Of course, the movie is mainly about the spectacular action sequences featuring those fancy, speedy vehicles to be driven by our tough boys and girls. Although it is quite apparent to us that most of these action sequences depend on a lot of CGI effects and we do not feel any serious sense of danger, the movie gleefully goes on full speed for more outrageous sights to behold, and there are many entertainingly preposterous moments in the film such as when one character somehow manages to hang onto a vehicle driven at high speed amidst lots of bullets and bumps on the road – or that insane moment when a sports car is driven and fallen through several buildings one by one in the middle of air.
The director James Wan, who took the baton from Justin Lin, did a competent job here in this film.
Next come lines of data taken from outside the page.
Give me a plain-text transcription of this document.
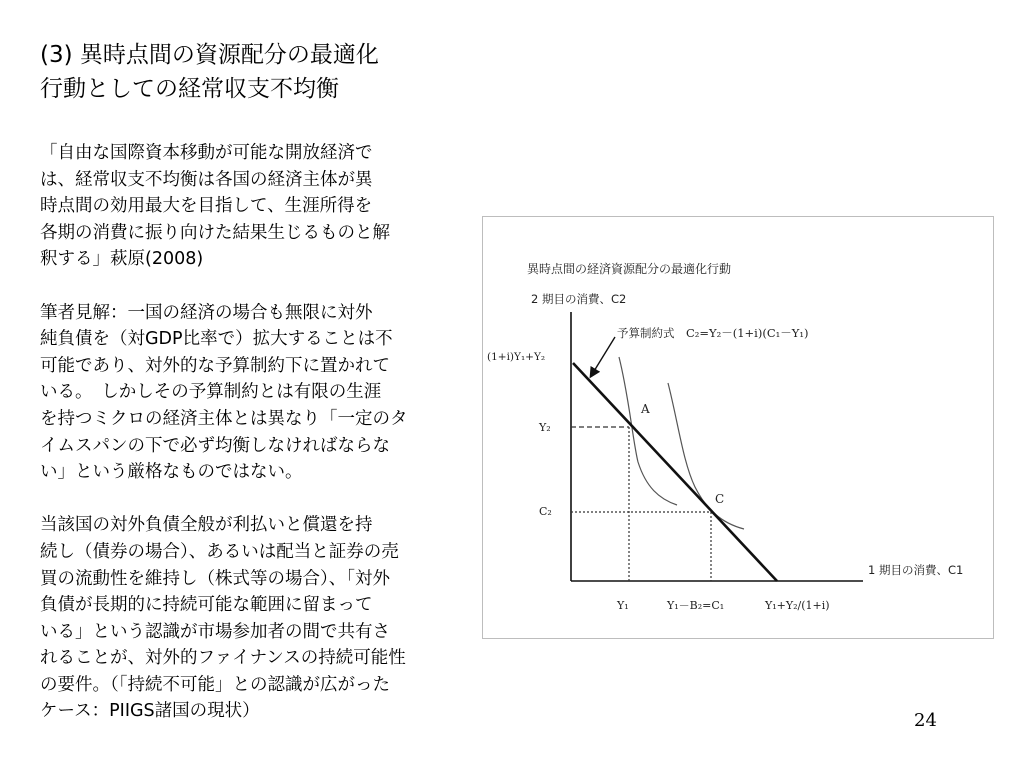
(3) 異時点間の資源配分の最適化
行動としての経常収支不均衡
「自由な国際資本移動が可能な開放経済で
は、経常収支不均衡は各国の経済主体が異
時点間の効用最大を目指して、生涯所得を
各期の消費に振り向けた結果生じるものと解
釈する」萩原(2008)
筆者見解：一国の経済の場合も無限に対外
純負債を（対GDP比率で）拡大することは不
可能であり、対外的な予算制約下に置かれて
いる。　しかしその予算制約とは有限の生涯
を持つミクロの経済主体とは異なり「一定のタ
イムスパンの下で必ず均衡しなければならな
い」という厳格なものではない。
当該国の対外負債全般が利払いと償還を持
続し（債券の場合）、あるいは配当と証券の売
買の流動性を維持し（株式等の場合）、「対外
負債が長期的に持続可能な範囲に留まって
いる」という認識が市場参加者の間で共有さ
れることが、対外的ファイナンスの持続可能性
の要件。（「持続不可能」との認識が広がった
ケース：PIIGS諸国の現状）
異時点間の経済資源配分の最適化行動
2 期目の消費、C2
1 期目の消費、C1
予算制約式　C₂=Y₂－(1+i)(C₁－Y₁)
(1+i)Y₁+Y₂
Y₂
C₂
Y₁	Y₁－B₂=C₁	Y₁+Y₂/(1+i)
A
C
24
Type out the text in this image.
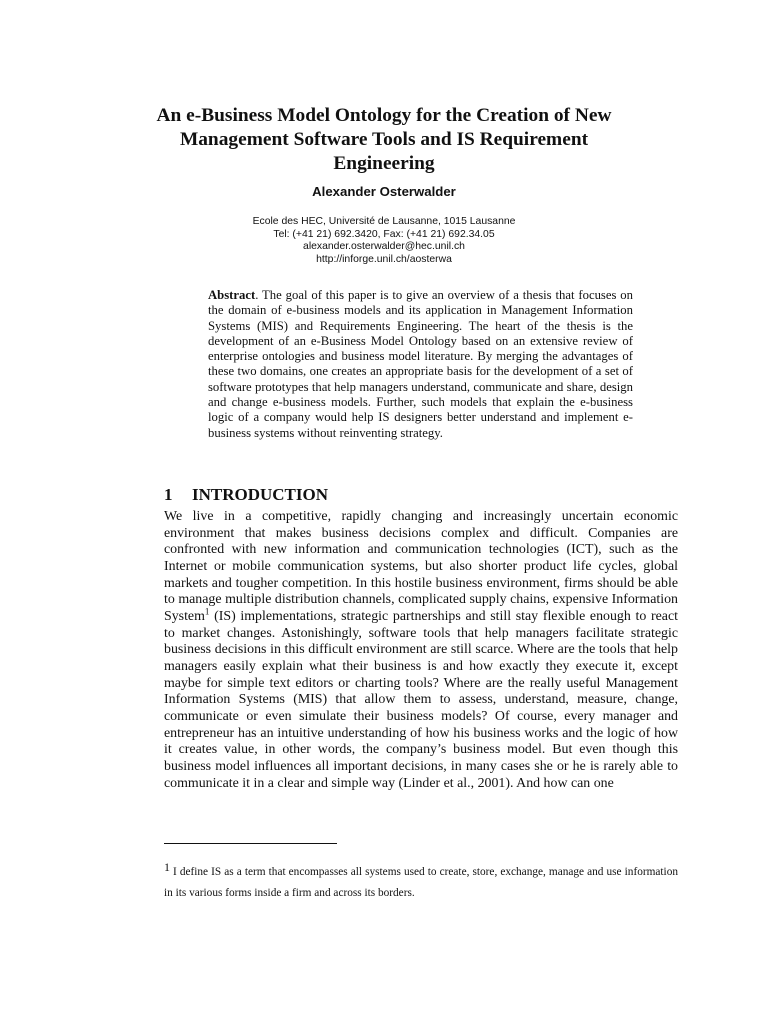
An e-Business Model Ontology for the Creation of New Management Software Tools and IS Requirement Engineering
Alexander Osterwalder
Ecole des HEC, Université de Lausanne, 1015 Lausanne
Tel: (+41 21) 692.3420, Fax: (+41 21) 692.34.05
alexander.osterwalder@hec.unil.ch
http://inforge.unil.ch/aosterwa
Abstract. The goal of this paper is to give an overview of a thesis that focuses on the domain of e-business models and its application in Management Information Systems (MIS) and Requirements Engineering. The heart of the thesis is the development of an e-Business Model Ontology based on an extensive review of enterprise ontologies and business model literature. By merging the advantages of these two domains, one creates an appropriate basis for the development of a set of software prototypes that help managers understand, communicate and share, design and change e-business models. Further, such models that explain the e-business logic of a company would help IS designers better understand and implement e-business systems without reinventing strategy.
1 INTRODUCTION
We live in a competitive, rapidly changing and increasingly uncertain economic environment that makes business decisions complex and difficult. Companies are confronted with new information and communication technologies (ICT), such as the Internet or mobile communication systems, but also shorter product life cycles, global markets and tougher competition. In this hostile business environment, firms should be able to manage multiple distribution channels, complicated supply chains, expensive Information System$^1$ (IS) implementations, strategic partnerships and still stay flexible enough to react to market changes. Astonishingly, software tools that help managers facilitate strategic business decisions in this difficult environment are still scarce. Where are the tools that help managers easily explain what their business is and how exactly they execute it, except maybe for simple text editors or charting tools? Where are the really useful Management Information Systems (MIS) that allow them to assess, understand, measure, change, communicate or even simulate their business models? Of course, every manager and entrepreneur has an intuitive understanding of how his business works and the logic of how it creates value, in other words, the company’s business model. But even though this business model influences all important decisions, in many cases she or he is rarely able to communicate it in a clear and simple way (Linder et al., 2001). And how can one
1 I define IS as a term that encompasses all systems used to create, store, exchange, manage and use information in its various forms inside a firm and across its borders.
While Wan has been mainly known for horror films such as “Saw” (2004), “Insidious” (2010), and “The Conjuring” (2013), he also directed revenge action film “Death Sentence” (2007), and “Furious 7” shows his deft handling of big action scenes. Although the editing and the cinematography are a little too kinetic from time to time, the action scenes are usually accompanied with clear flow and direction even at their most frantic points, and we also get a number of effective physical fight scenes when the characters in the movie have to use their bodies instead of their vehicles.
The main cast members effortlessly fill their respective roles with the convincing sense of rapport they have maintained for years outside and inside the screen; not only they know and understand their characters well to the core, but also they clearly enjoy working with each other. While Vin Diesel and Paul Walker function as the solid center as usual, Tyrese Gibson and Ludacris give us some good laughs during their comic moments, and Dwayne Johnson relishes his own moment with gusto around the bombastic climax unfolded in the middle of the downtown area of LA. Michelle Rodriguez brings enough spunk into her character although her character’s personal trouble is the least compelling element in the film, and the same thing can be said about Nathalie Emmanuel, who gives us a nice impression of smart, resourceful woman while looking as sexy as demanded (how the camera looks at female bodies in the film is pretty close to Michael Bay’s films, by the way). While Djimon Hounsou is wasted in his bland, thankless villain role, Tony Jaa functions as one of Jakande’s henchmen, and Jason Statham is suitably cast as your typical hardcore villain. In case of Kurt Russell, he enjoys every minute of his appearance, and the way his scene-stealing performance flips between humor and toughness is simply a delight to watch.
As the final scene poignantly reminds us, “Furious 7” is the last movie of Paul Walker, who died because of an unfortunate car accident in late 2013. While the production process was delayed as a result, Walker’s performance was completed through CGI and body doubles (Walker’s two brothers Caleb and Cody participated in the production as his stand-ins), and the end result shows no visible sign of awkwardness although you can often sense where they tried to hide CGI and body doubles as much as possible.
Making a sincere, respectful farewell to one of its stars, “Furious 7” works well as a solid blockbuster action film. I was mildly entertained by the early films of the Fast and Furious series, but I was rather impressed by how this long series went further during recent years, and I must say I came to have some grudging admiration for its enduring, or endearing, quantity/quality control. The movie drives well, and it will be probably remembered well as the final film of a good actor who left us too early.